Não é nada bonito dizer que se tratou mal a própria mãe. Somos educados para respeitá-la acima de tudo e amá-la mais que a qualquer pessoa. Nem sempre é assim, e as pessoas não nos contam isto. Descobrimos sozinhos, nos conflitos diários e vivemos intensos dramas de consciência.
Narrar minhas crises filiais não vem ao caso agora, os muitos anos de terapia me ajudam a conviver mais ou menos bem com elas. O que desejo é compartilhar uma das muitas descobertas que faço após terríveis e dolorosas discusões, onde a palavra fere mais do que ferro quente.

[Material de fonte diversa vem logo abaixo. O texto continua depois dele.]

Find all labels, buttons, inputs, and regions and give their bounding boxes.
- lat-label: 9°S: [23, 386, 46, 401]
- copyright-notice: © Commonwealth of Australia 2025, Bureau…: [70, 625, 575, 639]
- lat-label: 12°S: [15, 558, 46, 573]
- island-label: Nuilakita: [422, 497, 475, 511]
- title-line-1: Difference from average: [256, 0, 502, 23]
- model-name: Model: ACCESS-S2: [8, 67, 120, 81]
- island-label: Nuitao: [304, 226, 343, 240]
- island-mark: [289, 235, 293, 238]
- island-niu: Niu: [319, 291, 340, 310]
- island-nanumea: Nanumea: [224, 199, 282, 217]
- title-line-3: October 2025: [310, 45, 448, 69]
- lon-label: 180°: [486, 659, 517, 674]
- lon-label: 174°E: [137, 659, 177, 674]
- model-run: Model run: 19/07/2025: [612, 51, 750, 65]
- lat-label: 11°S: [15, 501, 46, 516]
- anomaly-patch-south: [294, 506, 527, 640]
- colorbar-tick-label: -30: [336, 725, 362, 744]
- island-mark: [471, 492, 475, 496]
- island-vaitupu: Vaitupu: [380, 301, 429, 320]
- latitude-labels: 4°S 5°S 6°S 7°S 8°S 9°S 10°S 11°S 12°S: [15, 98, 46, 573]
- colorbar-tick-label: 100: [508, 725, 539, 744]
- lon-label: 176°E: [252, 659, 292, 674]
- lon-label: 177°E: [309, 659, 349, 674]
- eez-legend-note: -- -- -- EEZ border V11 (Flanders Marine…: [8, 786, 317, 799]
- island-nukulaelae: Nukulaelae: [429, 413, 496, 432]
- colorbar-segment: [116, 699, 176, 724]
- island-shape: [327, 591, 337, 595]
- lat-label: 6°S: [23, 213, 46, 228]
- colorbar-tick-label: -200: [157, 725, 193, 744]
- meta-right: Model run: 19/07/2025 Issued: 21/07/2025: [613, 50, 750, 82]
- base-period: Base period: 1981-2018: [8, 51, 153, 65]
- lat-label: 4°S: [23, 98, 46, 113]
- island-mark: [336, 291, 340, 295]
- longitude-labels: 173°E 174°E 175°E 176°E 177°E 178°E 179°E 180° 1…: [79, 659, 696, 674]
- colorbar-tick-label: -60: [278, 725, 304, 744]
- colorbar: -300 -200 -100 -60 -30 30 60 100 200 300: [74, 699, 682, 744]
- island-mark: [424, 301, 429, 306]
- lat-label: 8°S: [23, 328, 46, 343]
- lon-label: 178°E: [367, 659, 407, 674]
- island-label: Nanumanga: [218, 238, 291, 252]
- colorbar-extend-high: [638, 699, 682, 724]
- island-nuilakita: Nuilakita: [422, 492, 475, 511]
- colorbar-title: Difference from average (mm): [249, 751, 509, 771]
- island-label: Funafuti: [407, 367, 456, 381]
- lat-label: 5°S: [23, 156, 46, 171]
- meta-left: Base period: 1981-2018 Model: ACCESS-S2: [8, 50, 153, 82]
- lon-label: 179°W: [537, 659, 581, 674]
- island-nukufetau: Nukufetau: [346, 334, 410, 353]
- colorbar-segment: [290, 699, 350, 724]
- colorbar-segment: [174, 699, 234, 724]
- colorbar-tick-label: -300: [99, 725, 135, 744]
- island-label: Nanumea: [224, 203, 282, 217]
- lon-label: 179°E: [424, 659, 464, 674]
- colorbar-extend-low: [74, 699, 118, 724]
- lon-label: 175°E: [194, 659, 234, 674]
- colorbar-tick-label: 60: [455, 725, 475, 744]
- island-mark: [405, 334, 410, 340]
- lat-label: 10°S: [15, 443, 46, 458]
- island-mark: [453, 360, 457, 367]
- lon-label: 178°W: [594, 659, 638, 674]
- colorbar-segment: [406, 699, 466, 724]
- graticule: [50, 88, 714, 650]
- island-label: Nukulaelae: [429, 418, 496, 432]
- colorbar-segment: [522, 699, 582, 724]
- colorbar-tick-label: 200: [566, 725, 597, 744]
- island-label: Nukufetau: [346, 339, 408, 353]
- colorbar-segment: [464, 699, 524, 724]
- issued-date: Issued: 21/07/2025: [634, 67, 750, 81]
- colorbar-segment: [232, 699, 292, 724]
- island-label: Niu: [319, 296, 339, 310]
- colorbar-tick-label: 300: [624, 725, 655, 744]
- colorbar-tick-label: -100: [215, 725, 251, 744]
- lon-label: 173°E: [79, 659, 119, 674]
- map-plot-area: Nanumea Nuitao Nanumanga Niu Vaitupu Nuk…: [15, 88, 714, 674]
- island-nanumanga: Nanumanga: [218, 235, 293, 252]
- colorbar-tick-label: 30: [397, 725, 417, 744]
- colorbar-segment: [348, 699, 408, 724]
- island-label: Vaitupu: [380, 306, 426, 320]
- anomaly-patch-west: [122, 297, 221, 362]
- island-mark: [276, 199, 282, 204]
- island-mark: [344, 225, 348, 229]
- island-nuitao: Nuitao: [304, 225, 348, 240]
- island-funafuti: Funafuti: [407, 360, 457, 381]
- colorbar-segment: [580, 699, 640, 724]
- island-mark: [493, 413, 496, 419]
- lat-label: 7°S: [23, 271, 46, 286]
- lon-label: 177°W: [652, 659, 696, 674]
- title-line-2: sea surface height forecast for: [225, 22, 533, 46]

Tudo estava como sempre, mas uma frase me arrebatou como a tempos não acontecia: "Nossa, como está sujo detrás desta geladeira". Banal, muito banal. Não, para mim não foi banal. Foi como uma condenação pela minha incapacidade de ser boa em tudo: trabalhar, cuidar da casa, dos cachorros, do jardim, do namorado etc, etc, etc. Ela não limparia para mim, eu sabia; apenas não comentar, ajudaria. Meu estômago doeu na hora e uma avalanche de palavras saiu da minha boca como facas lançadas ao ar. Ela retrucou com palavras que não costumava dizer. Foi vulgar e como sempre fizera falou-me como se eu fosse sua amiga. "Não somos amigas, você não entende? Você é minha mãe e o que você fala tem muito peso pra mim, quando você vai entender isso?" Mães não devem ser amigas de suas filhas. A mãe que age como amiga perde o filho e o deixa à mercê de uma busca desesperada por uma mãe, se deixando seduzir por pessoas de má fé, que observam sua carência.
"Eu não gosto de vir aqui", disse-me nervosa. "Eu também não gosto de ir na tua casa", respondi sinceramente. "Eu te mostro meus artesanatos e você nem os comenta", afirmou. "Eu não gosto dos teus artesanatos, você invade a minha casa e o meu espaço com eles, eu nem posso escolher a toalha de mesa que quero, tudo aqui você fez e impôs. Além do mais eu não entendo de artesanato, não sei o que devo elogiar". Outros temas mais profundos fluiram e tentei consertar a situação, me recordei das instruções de minha terapeuta, avaliei sua capacidade de aprofundar aquela discussão e parei.
Ela voltou para a máquina de costura e eu comecei a passar mal. Um mal estar horrível, era como se alguém houvesse sugado minhas energias, meu corpo pedia para deitar e acordar dali a três dias. Lutei contra este sentimento e foi quando algo ficou claro em minha mente. "Eu não quero discutir mais", disse o mais calmamente possível. "Mas preciso te falar uma coisa. Inconscientemente eu faço com você exatamete o que você sempre fez comigo. Se lembra de quando eu te pedia para você olhar meus cadernos e se interessar pelas coisas que eu estudava? Então, você nunca me elogiou, nunca se interessou por olhar. Hoje eu entendo que você não olhava por vergonha de admitir que não sabia, não entendia das coisas que eu estudava. O mesmo faço eu com teus artesanatos, mas nunca duvidei de tua capacidade, só não entendo das tuas coisas".
Passei o fim de semana todo ao seu lado, cortando panos e costurando. Aprendi algo a mais, mas não posso dizer o mesmo dela.